# Training a DeeProtGO model

This notebook is aimed to train DeeProtGO to predict Bilogical Process (BP) Gene Ontology (GO) terms for *NK* proteins from Eukarya organisms. 

## Requirements

In [None]:
import os
import numpy as np
import pandas as pd
import torch
import torch.nn as nn
import torch.nn.functional as F


Downloading GitHub repository and setting data directory

In [None]:
!git clone https://github.com/gamerino/DeeProtGO.git
!./DeeProtGO/data/processed/Training/dataPreparation.sh

In [None]:
os.chdir('DeeProtGO/')

In [None]:
from src.sampler import Sampler
from src.dataloader import Dataloader
from src.DNNModel import DNNModel
from src.logger import Logger
from src.DNN import DNN
from src.earlyStop import EarlyStopping


### 1. Setting global parameters

In [None]:
torch.set_num_threads(torch.get_num_threads())
use_GPU = True
if use_GPU & torch.cuda.is_available():
    torch.cuda.manual_seed_all(1)
else:
    use_GPU = False
np.random.seed(1)
torch.manual_seed(1)


<torch._C.Generator at 0x7fe5a2be3f60>

In [None]:
# Directory for saving model fitting results 
trainingDate = '13052021' # This date can be changed for avoiding overwriting current files 
res_dir = "examples/train_NK_EUKA_BP/"
if not os.path.isdir('./'+res_dir):
    os.mkdir(res_dir)

### 2.  Setup parameters and model hyperparameters

In [None]:
Nfolds = 3
activFunc = F.elu
optimMethod = torch.optim.Adam
criterion = nn.BCELoss
thresh = 0.2
learning_rate = 0.005
nepoch = 100
patience = 10
nbatch = 128
pDrop = 0.5

pPSD1 = 0.5
pPSD2 = 0.35
pEmb1 = 0.7
pEmb2 = 0.5
pTaxon1 = 0.7
pTaxon2 = 0.5

pHidden1 = 1
pHidden2 = 0.7

samplingNegPerc = 0.1399 # Of all negatives, we want to take 0.1399*100 of the data


### 3. Data loading 

In [None]:
dirData = 'data/processed/Training/'
propOutFile = dirData + "GOTermsPropRel_Euka_BP_train.tab" # file with relationships between GO terms

In [None]:
dloaderAll = Dataloader(dirData = dirData, posEntriesFile = "PosEntries_Euka_BP.tab",
                        negEntriesFile = "NegEntries_Euka_BP.tab",
                        netOutFile = "netOut_BP_Euka.h5", inputData1 = "LevSim_BP_Euka.h5", 
                        inputData2 = "Emb_BP_Euka.h5", inputData3 = "Taxon_BP_Euka.h5", 
                        samplingNegPerc = samplingNegPerc)


Loading data...
Dataset ready with 7180 cases .


In [None]:
case = "PSD_Emb_Taxon"
cases = dloaderAll.get_labels()

### 4. Model training

In [None]:
sampler_list = []
for fold in range(Nfolds):
    sampler_list.append(Sampler(cases, fold, Nfolds, nbatch, partsize=[.70, .10, .20]))

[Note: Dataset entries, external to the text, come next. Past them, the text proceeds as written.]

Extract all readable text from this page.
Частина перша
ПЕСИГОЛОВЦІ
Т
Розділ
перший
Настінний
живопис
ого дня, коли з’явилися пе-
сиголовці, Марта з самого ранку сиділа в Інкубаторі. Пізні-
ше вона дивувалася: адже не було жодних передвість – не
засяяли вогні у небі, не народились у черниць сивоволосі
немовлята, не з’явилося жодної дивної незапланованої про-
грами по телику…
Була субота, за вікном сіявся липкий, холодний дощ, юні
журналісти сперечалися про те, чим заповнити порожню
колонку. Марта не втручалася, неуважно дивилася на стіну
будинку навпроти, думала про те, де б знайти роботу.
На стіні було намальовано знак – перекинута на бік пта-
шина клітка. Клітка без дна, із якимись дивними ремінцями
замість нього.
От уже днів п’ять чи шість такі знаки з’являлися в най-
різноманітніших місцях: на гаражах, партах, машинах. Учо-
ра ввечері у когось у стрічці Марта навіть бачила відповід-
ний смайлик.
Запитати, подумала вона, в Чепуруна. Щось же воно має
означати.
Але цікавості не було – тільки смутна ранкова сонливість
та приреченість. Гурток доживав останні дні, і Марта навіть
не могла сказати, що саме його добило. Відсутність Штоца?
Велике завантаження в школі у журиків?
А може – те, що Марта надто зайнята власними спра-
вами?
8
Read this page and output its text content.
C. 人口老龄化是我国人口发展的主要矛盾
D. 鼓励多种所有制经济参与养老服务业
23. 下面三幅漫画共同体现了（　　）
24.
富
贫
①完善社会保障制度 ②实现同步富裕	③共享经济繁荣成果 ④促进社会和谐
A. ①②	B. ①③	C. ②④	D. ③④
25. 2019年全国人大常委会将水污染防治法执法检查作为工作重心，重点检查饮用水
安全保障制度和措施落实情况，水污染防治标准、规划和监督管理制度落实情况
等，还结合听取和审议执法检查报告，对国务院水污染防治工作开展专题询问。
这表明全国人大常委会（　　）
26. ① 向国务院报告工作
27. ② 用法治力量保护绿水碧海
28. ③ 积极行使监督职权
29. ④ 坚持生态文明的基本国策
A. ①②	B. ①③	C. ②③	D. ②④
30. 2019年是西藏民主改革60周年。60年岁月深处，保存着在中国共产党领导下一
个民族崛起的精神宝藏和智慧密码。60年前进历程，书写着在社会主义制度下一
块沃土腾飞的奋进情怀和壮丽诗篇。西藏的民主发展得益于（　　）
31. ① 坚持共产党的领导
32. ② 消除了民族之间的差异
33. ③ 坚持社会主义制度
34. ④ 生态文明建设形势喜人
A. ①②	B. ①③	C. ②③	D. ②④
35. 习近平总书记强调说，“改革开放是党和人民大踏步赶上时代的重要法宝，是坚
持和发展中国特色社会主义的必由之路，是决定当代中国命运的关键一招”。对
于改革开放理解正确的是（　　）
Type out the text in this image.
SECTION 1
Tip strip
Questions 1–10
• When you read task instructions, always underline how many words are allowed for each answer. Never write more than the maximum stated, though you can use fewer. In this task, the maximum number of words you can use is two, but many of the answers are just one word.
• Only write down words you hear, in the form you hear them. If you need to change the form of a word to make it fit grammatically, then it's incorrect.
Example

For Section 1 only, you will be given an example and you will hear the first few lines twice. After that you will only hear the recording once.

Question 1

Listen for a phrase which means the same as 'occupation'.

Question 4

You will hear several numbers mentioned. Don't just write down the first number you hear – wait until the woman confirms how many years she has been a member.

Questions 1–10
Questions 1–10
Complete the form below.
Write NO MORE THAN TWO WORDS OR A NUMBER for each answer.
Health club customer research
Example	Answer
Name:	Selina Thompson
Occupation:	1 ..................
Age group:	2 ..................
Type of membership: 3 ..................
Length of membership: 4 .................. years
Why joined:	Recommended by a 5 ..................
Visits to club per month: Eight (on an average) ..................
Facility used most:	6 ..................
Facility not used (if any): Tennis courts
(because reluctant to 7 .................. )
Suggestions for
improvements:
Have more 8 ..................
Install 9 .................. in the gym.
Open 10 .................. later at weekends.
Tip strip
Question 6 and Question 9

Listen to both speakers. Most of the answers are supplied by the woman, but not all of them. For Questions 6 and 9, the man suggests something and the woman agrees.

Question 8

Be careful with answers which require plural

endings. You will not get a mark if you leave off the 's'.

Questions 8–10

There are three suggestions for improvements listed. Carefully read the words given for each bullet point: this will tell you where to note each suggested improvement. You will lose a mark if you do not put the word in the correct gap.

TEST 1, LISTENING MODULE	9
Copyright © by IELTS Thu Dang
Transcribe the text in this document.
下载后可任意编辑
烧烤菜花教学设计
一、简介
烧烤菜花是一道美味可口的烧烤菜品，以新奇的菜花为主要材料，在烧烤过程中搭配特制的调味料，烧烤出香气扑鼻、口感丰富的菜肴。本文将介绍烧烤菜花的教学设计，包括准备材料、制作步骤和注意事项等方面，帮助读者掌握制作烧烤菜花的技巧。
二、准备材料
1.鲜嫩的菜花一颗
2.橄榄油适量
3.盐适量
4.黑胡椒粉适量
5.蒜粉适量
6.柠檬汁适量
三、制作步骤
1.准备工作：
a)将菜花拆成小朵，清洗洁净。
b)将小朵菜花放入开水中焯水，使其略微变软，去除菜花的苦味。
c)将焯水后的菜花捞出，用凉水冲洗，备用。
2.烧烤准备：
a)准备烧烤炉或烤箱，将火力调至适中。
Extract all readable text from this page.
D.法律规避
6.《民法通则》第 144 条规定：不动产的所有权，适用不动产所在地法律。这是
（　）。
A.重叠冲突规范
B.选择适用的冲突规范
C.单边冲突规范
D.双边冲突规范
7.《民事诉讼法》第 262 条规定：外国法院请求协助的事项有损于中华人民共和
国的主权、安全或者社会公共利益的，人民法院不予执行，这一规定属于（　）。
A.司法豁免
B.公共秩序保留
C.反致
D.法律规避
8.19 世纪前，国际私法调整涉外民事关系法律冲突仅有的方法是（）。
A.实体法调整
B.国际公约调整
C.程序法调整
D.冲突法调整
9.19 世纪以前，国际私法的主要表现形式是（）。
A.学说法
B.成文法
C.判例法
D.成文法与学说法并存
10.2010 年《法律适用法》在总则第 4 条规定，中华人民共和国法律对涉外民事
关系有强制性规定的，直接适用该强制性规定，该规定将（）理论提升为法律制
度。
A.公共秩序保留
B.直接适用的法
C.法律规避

loggerTrain = Logger(res_dir)
loggerTrain.start("train_%s" % (trainingDate))

loggerValid = Logger(res_dir)
loggerValid.start("valid_%s" % (trainingDate))

loggerTest = Logger(res_dir)
loggerTest.start("test_%s" % (trainingDate))
loggerTest.log("fold\tF1CAFA\tpreCAFA\trecCAFA\tthresh\tF1\tpre\trec\n")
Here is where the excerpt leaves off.